For the first time a direct telephone line connected the command posts of the opposing sides, but this entirely operational line was never used. The German side, which was expected to respond to the Soviet conditions, did not negotiate. While waiting for their decision, combat operations on our side were halted. Only at 18.00 hrs did an SS lieutenant colonel sent by Goebbels deliver, across the front line, the Germans’ written refusal to accept our conditions.
For Goebbels and Bormann personally, surrender had little to commend it. For them, capitulating to the Soviet side was tantamount to something worse than death. Saving the lives of German soldiers and of the German population was evidently not a priority. At 18.30 the Red Army, on the orders of Marshal Zhukov, resumed the assault. The unused hotline connecting the opposing sides was destroyed.
I often wondered what had happened to our signaller on the other side of the front line, lying in that crater with his German colleagues, alone in the enemy camp as the Red Army resumed its furious assault. Did the Nazi soldiers take their desperation and anger out on him in their darkest hour?
It was only in 1985, after being forgotten for so many years, that the heroic signaller resurfaced. I was so delighted to learn from a newspaper report that a Kazakh film about him had won an award at an international festival of documentary short films. All these years he had been living in Alma-Ata in obscurity.
Late in the evening of 1 May, the Hamburg radio station broadcast an announcement ‘from the Führer’s Headquarters’ that, ‘This afternoon, continuing the fight against Bolshevism to his last breath, our Führer, Adolf Hitler, fell in the battle for Germany at his command post in the Reich Chancellery.’ The announcement was broadcast a second time, accompanied by Wagnerian music. The circumstances had changed, but our task remained the same: to find Hitler, dead or alive.
The Führerbunker
Hitler’s headquarters was located in a bomb shelter under the Reich Chancellery. It had more than fifty rooms (most of them no bigger than a boxroom).
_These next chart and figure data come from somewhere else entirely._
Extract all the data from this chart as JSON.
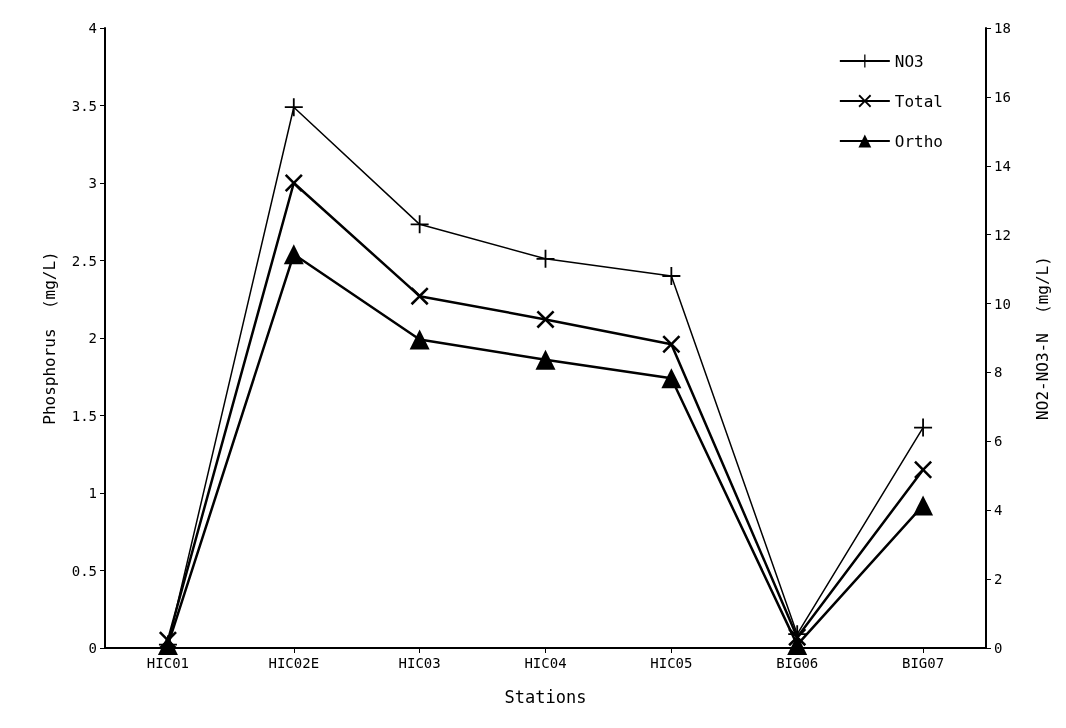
{
  "chart_data": {
    "type": "line",
    "xlabel": "Stations",
    "ylabel": "Phosphorus  (mg/L)",
    "y2label": "NO2-NO3-N  (mg/L)",
    "categories": [
      "HIC01",
      "HIC02E",
      "HIC03",
      "HIC04",
      "HIC05",
      "BIG06",
      "BIG07"
    ],
    "series": [
      {
        "name": "NO3",
        "color": "#000000",
        "axis": "y2",
        "marker": "plus",
        "values": [
          0.1,
          15.7,
          12.3,
          11.3,
          10.8,
          0.4,
          6.4
        ]
      },
      {
        "name": "Total",
        "color": "#000000",
        "marker": "cross",
        "values": [
          0.05,
          3.0,
          2.27,
          2.12,
          1.96,
          0.07,
          1.15
        ]
      },
      {
        "name": "Ortho",
        "color": "#000000",
        "marker": "triangle",
        "values": [
          0.02,
          2.54,
          1.99,
          1.86,
          1.74,
          0.02,
          0.92
        ]
      }
    ],
    "ylim": [
      0,
      4
    ],
    "yticks": [
      0,
      0.5,
      1,
      1.5,
      2,
      2.5,
      3,
      3.5,
      4
    ],
    "y2lim": [
      0,
      18
    ],
    "y2ticks": [
      0,
      2,
      4,
      6,
      8,
      10,
      12,
      14,
      16,
      18
    ],
    "grid": false,
    "legend": "top right",
    "line_style": "solid"
  }
}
It also housed a powerful communications centre, had food supplies and a kitchen. An underground garage was connected to it. There were two ways into the underground complex: from the internal garden of the Reich Chancellery, and from the Chancellery’s vestibule, from which a fairly broad and gentle staircase led downwards. Descending the stairs, you immediately came to a long corridor with numerous doors opening off it. The route to Hitler’s bunker was rather long and complicated. An entrance from the enclosed garden led directly to the Führerbunker, as those inhabiting this underworld called it.
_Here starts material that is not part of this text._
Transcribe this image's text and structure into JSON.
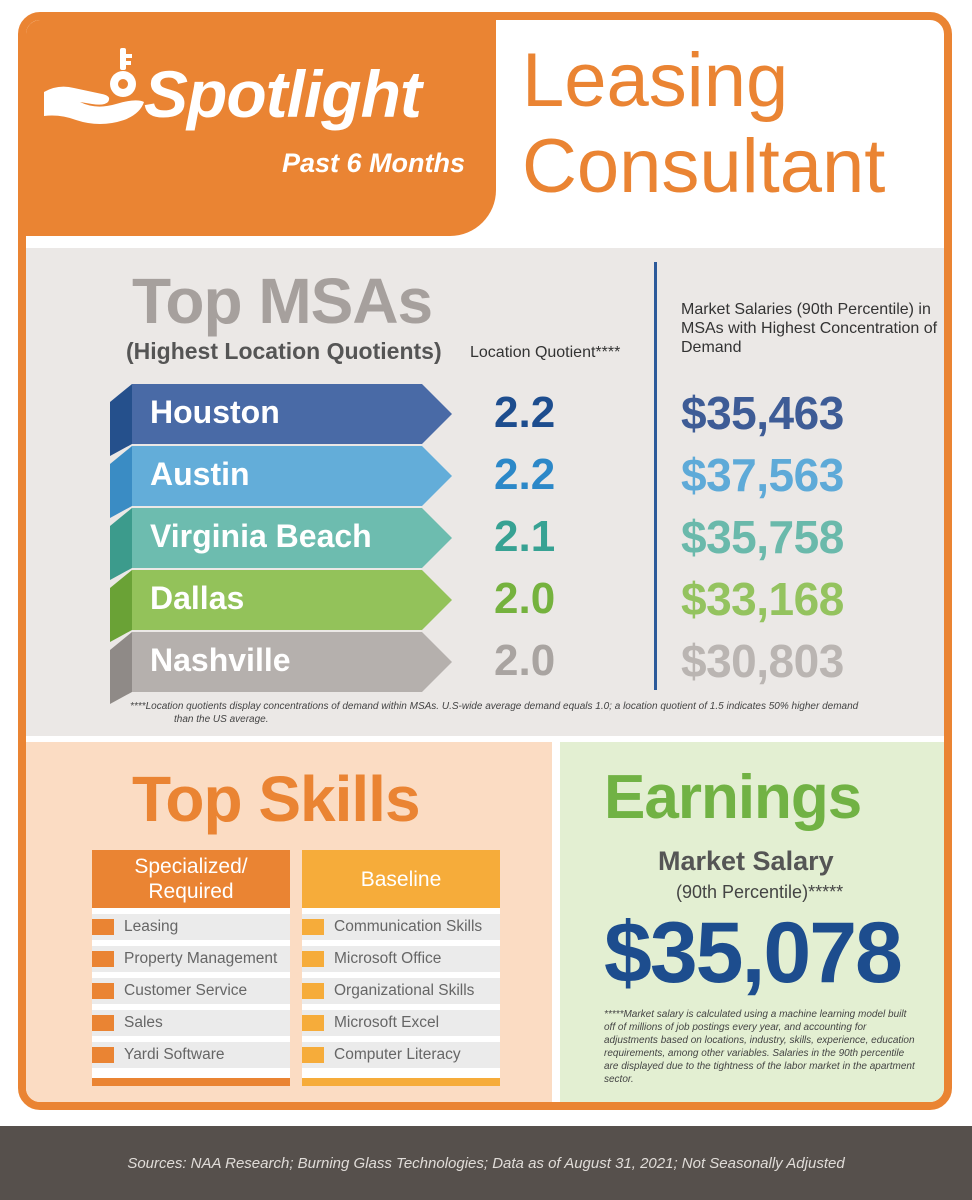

The two-storey Führerbunker was much deeper down than the bomb shelter under the Reich Chancellery and its reinforced concrete ceiling much thicker. The head of Hitler’s bodyguard, Hans Rattenhuber, in his memoirs, Hitler, I Knew Him , [1] There are two typescript texts translated into Russian in the archive: Testimony of Hans Rattenhuber (file 132, pp. 63–91, titled ‘The Truth about the Death of Hitler’; also more detailed memoirs titled ‘Hitler As I Knew Him’ (file 131).
describes it: ‘Hitler’s new bomb shelter was the most solid of any built in Germany. The reinforced concrete ceiling of the bunker was eight metres thick.’
There was a concrete mixer near the garden entrance to the bunker: work had recently been carried out to strengthen the concrete roof, probably after it suffered a direct hit from artillery shells.
Russian assault detachments broke through the final defensive ring and burst into the Reich Chancellery on the morning of 2 May.